Entertainment

Take on Judy a real beauty

Big Broadway performances are polished, sometimes to a fault: They’re perfectly enjoyable, but they often lack a certain unpredictable battiness.

Not so with Tracie Bennett’s tour de force in “End of the Rainbow,” which opened last night at the Belasco. By the time she reaches the finish line, you’re almost as drained as she is.

And 150 percent is the least Bennett can give — after all, she’s playing Judy Garland a few months before her death, when the star teetered on the brink of self-annihilation. It’s a part that requires full emotional and physical commitment, and the willingness to make the audience uncomfortable.

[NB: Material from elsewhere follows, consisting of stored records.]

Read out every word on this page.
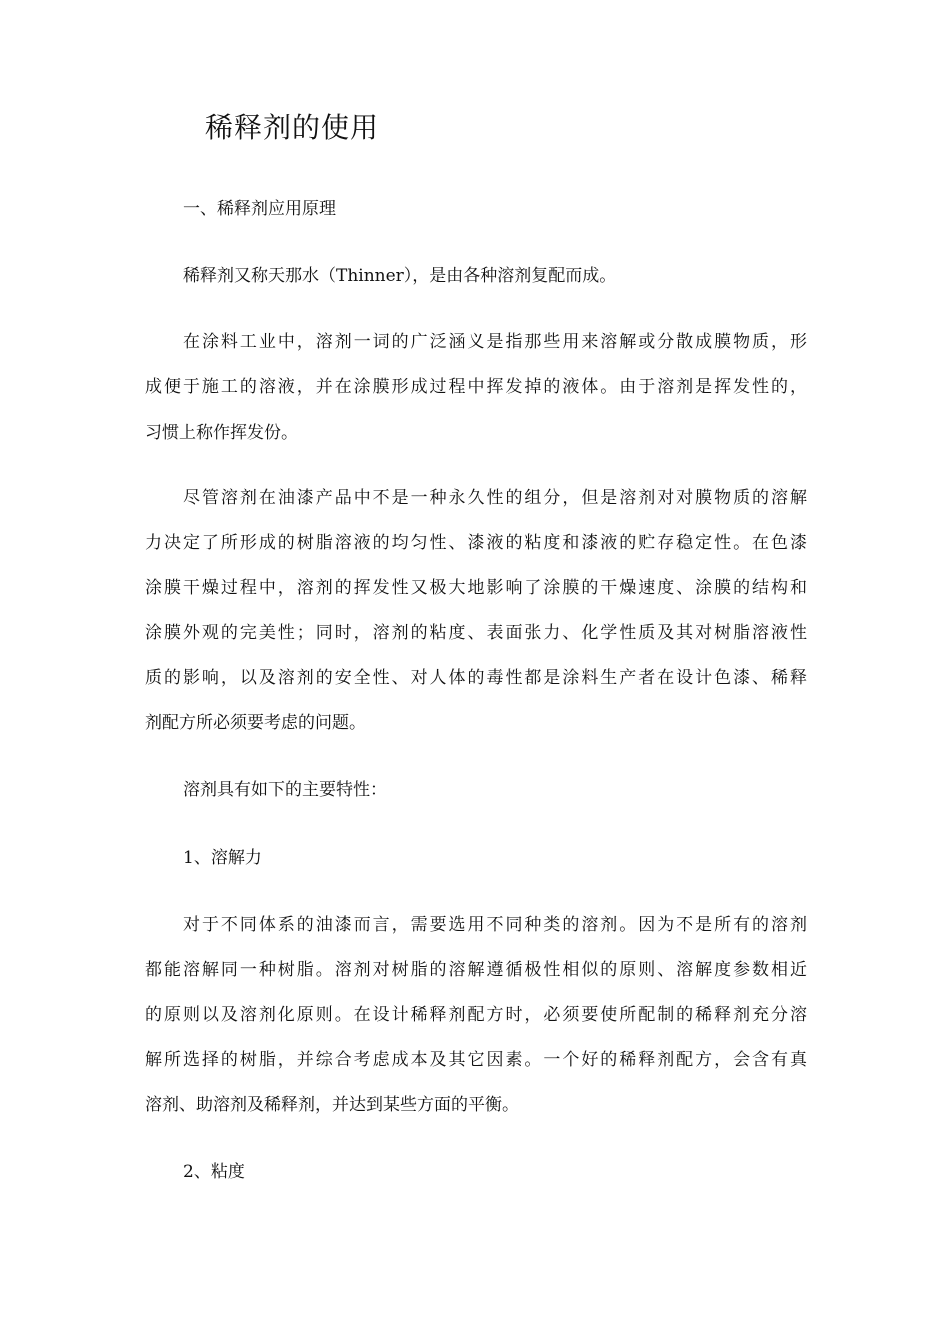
稀释剂的使用
一、稀释剂应用原理
稀释剂又称天那水（Thinner），是由各种溶剂复配而成。
在涂料工业中，溶剂一词的广泛涵义是指那些用来溶解或分散成膜物质，形
成便于施工的溶液，并在涂膜形成过程中挥发掉的液体。由于溶剂是挥发性的，
习惯上称作挥发份。
尽管溶剂在油漆产品中不是一种永久性的组分，但是溶剂对对膜物质的溶解
力决定了所形成的树脂溶液的均匀性、漆液的粘度和漆液的贮存稳定性。在色漆
涂膜干燥过程中，溶剂的挥发性又极大地影响了涂膜的干燥速度、涂膜的结构和
涂膜外观的完美性；同时，溶剂的粘度、表面张力、化学性质及其对树脂溶液性
质的影响，以及溶剂的安全性、对人体的毒性都是涂料生产者在设计色漆、稀释
剂配方所必须要考虑的问题。
溶剂具有如下的主要特性：
1、溶解力
对于不同体系的油漆而言，需要选用不同种类的溶剂。因为不是所有的溶剂
都能溶解同一种树脂。溶剂对树脂的溶解遵循极性相似的原则、溶解度参数相近
的原则以及溶剂化原则。在设计稀释剂配方时，必须要使所配制的稀释剂充分溶
解所选择的树脂，并综合考虑成本及其它因素。一个好的稀释剂配方，会含有真
溶剂、助溶剂及稀释剂，并达到某些方面的平衡。
2、粘度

Rather than turn in another technically fine, ultimately safe Garland impersonation, Bennett gives us the Garland mystique.

This is all the more key since Peter Quilter’s West End import isn’t very good. It’s a decent vehicle for a drunk driver.

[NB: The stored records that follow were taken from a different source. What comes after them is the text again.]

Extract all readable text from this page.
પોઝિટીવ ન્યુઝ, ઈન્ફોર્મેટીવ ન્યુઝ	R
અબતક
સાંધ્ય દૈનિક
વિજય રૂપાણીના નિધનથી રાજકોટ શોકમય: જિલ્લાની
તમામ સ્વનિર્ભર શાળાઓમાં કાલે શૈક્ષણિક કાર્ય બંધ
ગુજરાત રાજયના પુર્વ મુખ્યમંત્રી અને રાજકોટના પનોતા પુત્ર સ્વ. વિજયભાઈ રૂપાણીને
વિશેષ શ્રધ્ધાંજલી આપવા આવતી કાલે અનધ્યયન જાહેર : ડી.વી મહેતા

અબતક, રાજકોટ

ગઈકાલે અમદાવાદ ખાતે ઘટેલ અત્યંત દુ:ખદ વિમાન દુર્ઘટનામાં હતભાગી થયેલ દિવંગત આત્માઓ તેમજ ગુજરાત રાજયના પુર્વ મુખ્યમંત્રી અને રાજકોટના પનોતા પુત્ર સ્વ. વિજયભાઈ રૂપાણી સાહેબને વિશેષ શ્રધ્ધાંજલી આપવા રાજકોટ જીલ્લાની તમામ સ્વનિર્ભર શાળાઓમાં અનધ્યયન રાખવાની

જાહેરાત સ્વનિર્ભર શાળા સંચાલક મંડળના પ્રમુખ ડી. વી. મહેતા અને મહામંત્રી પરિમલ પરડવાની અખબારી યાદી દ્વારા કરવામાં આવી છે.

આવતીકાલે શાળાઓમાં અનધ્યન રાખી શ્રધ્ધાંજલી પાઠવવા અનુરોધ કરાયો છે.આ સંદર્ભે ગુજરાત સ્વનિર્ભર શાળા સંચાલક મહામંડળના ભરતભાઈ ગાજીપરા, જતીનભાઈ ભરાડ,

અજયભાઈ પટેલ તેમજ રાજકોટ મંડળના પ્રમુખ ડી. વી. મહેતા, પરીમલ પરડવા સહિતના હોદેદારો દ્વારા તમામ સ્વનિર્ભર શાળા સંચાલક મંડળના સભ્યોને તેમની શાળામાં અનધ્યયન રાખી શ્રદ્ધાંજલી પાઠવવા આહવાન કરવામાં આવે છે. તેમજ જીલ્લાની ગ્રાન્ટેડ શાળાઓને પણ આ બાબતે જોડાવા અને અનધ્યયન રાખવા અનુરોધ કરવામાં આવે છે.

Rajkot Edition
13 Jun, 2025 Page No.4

“End of the Rainbow” takes place in London in December 1968, when the 46-year-old Garland embarked on a five-week engagement at the Talk of the Town. The play goes back and forth between Garland’s hotel room and the nightclub, where she performs with manic, desperate intensity — a contemporary witness noted of the actual show, “This was all about having a whale of a time at night, and to hell with the morning.”

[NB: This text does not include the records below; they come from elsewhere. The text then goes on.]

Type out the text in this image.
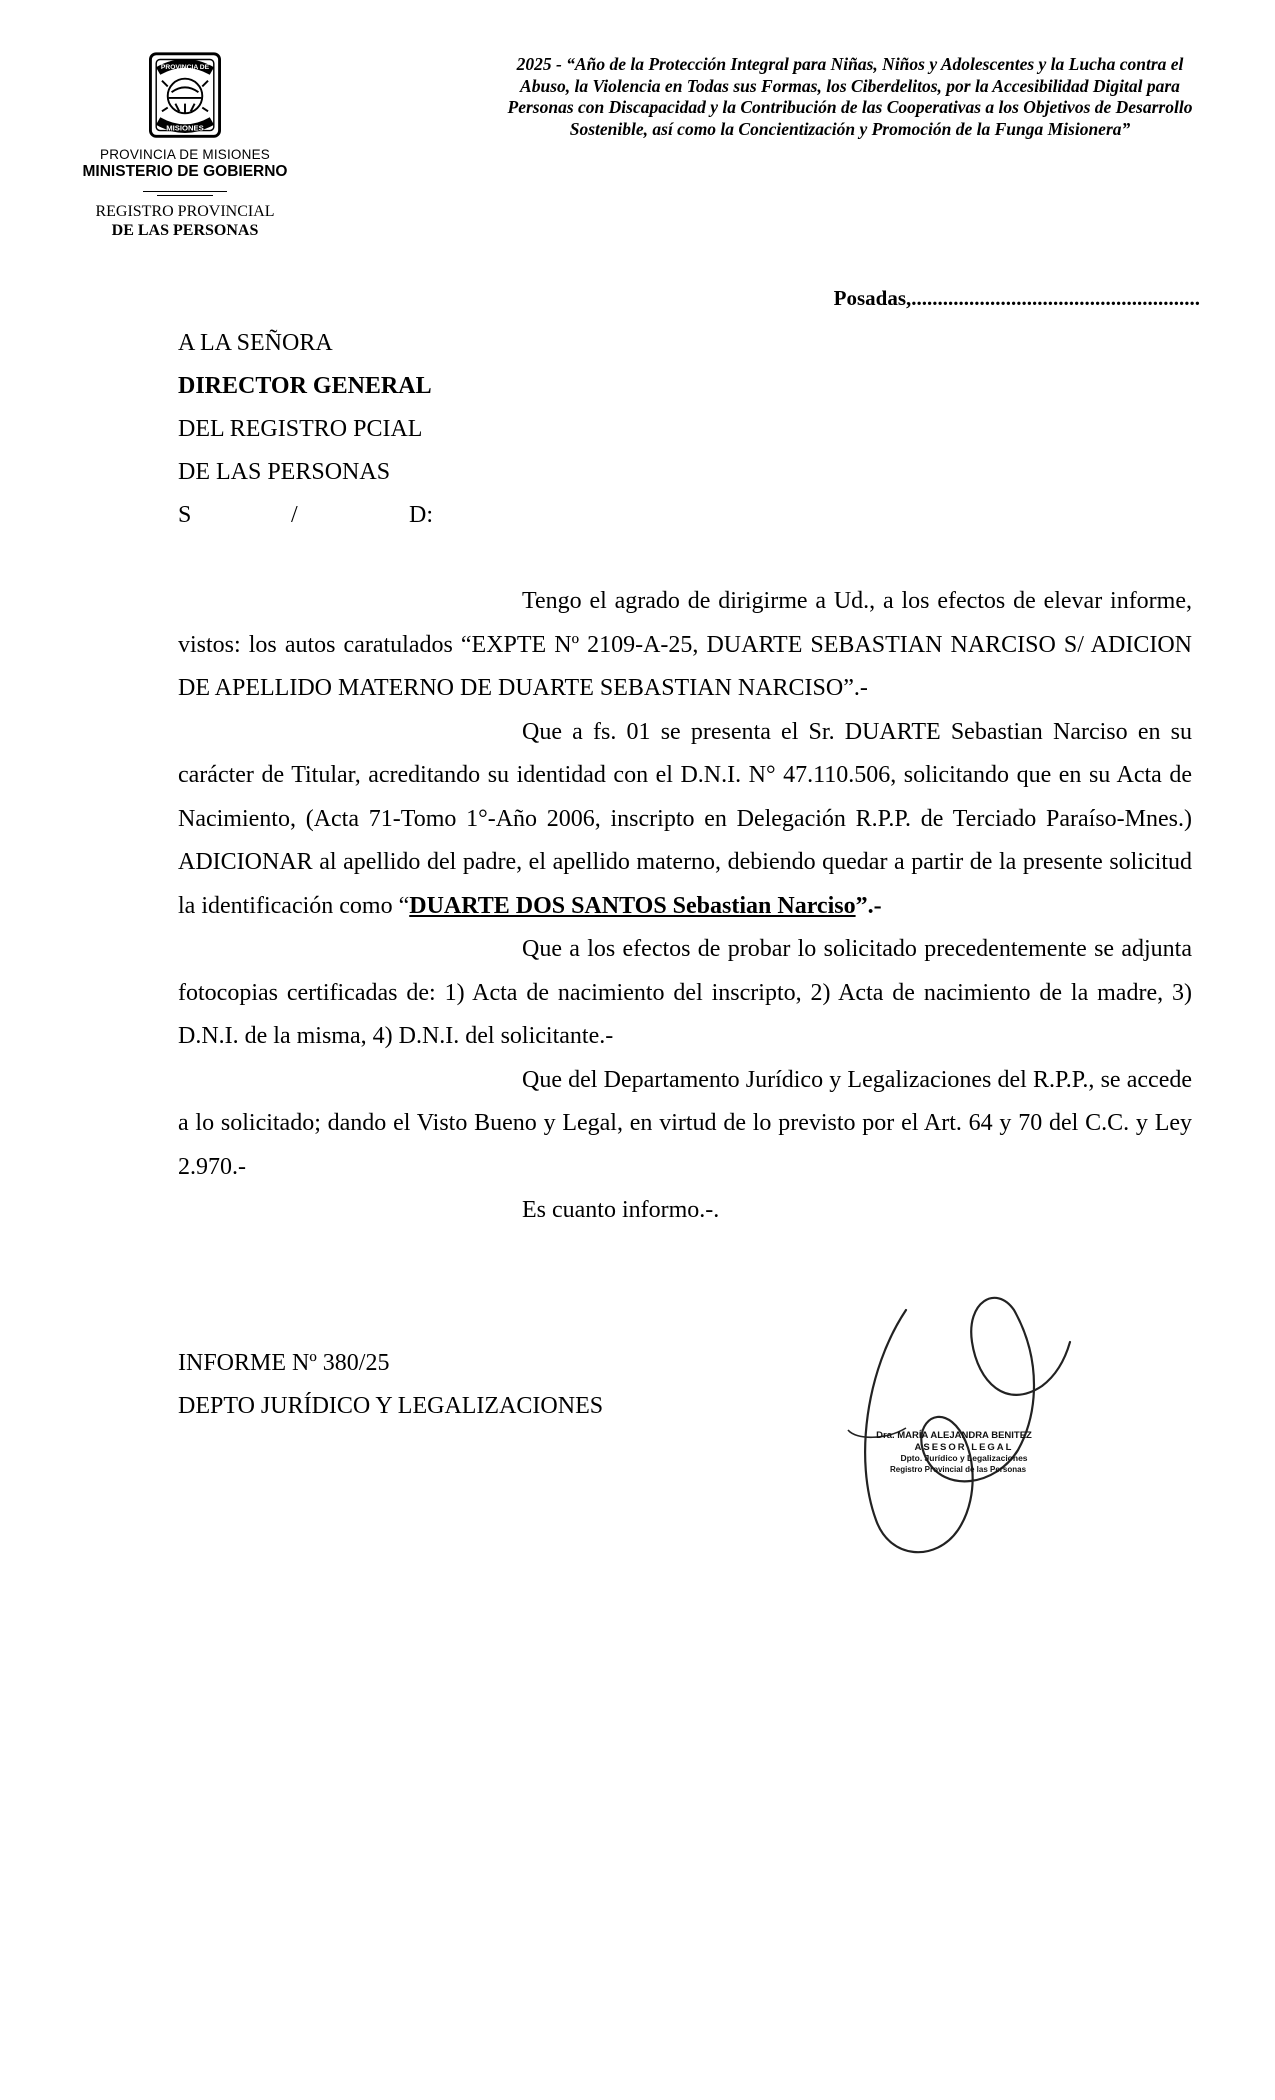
PROVINCIA DE
MISIONES
PROVINCIA DE MISIONES
MINISTERIO DE GOBIERNO
REGISTRO PROVINCIAL
DE LAS PERSONAS
2025 - “Año de la Protección Integral para Niñas, Niños y Adolescentes y la Lucha contra el Abuso, la Violencia en Todas sus Formas, los Ciberdelitos, por la Accesibilidad Digital para Personas con Discapacidad y la Contribución de las Cooperativas a los Objetivos de Desarrollo Sostenible, así como la Concientización y Promoción de la Funga Misionera”
Posadas,.......................................................
A LA SEÑORA
DIRECTOR GENERAL
DEL REGISTRO PCIAL
DE LAS PERSONAS
S	/	D:

Tengo el agrado de dirigirme a Ud., a los efectos de elevar informe, vistos: los autos caratulados “EXPTE Nº 2109-A-25, DUARTE SEBASTIAN NARCISO S/ ADICION DE APELLIDO MATERNO DE DUARTE SEBASTIAN NARCISO”.-

Que a fs. 01 se presenta el Sr. DUARTE Sebastian Narciso en su carácter de Titular, acreditando su identidad con el D.N.I. N° 47.110.506, solicitando que en su Acta de Nacimiento, (Acta 71-Tomo 1°-Año 2006, inscripto en Delegación R.P.P. de Terciado Paraíso-Mnes.) ADICIONAR al apellido del padre, el apellido materno, debiendo quedar a partir de la presente solicitud la identificación como “DUARTE DOS SANTOS Sebastian Narciso”.-

Que a los efectos de probar lo solicitado precedentemente se adjunta fotocopias certificadas de: 1) Acta de nacimiento del inscripto, 2) Acta de nacimiento de la madre, 3) D.N.I. de la misma, 4) D.N.I. del solicitante.-

Que del Departamento Jurídico y Legalizaciones del R.P.P., se accede a lo solicitado; dando el Visto Bueno y Legal, en virtud de lo previsto por el Art. 64 y 70 del C.C. y Ley 2.970.-

Es cuanto informo.-.

INFORME Nº 380/25
DEPTO JURÍDICO Y LEGALIZACIONES
Dra. MARÍA ALEJANDRA BENITEZ
ASESOR LEGAL
Dpto. Jurídico y Legalizaciones
Registro Provincial de las Personas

“End of the Rainbow,” directed by Terry Johnson (“La Cage aux Folles”), gives us those mornings, when an increasingly strung-out Garland literally gets on all fours to beg for Ritalin.

The one holding the supplies is her soon-to-be fifth husband, the much younger Mickey Deans (Tom Pelphrey, appropriately rough and arrogant). Reluctant at first, he starts supplying Garland when he realizes his meal ticket can’t perform without pills (“grown-up candy”) and booze.

The singer’s gay pianist, Anthony (a warm, dry Michael Cumpsty), tries to tether her to reality. A devoted Scotsman with the instincts of a St. Bernard, he wants only to take care of her.

But Garland’s in way too deep at this point, and she knows it. Bennett perfectly captures her savage wit and the violence of her changing moods — when she tells Deans, “I decide if and when I do shows,” a scary look of quasi-demonic anger flashes on her face.

Bennett doesn’t give a note-for-note imitation, even if she’s particularly good with physical mannerisms. Instead, she makes us understand the combustible mix of ego and self-doubt that made Garland such a fascinating performer, simultaneously professional and unhinged.

“Come Rain or Come Shine,” driven by hyperactive bongos, is textbook in that respect. Bennett leaps and jumps, headbangs and buckles like a marionette on speed. It’s so big that it’s almost embarrassing. And, of course, you can’t stop watching.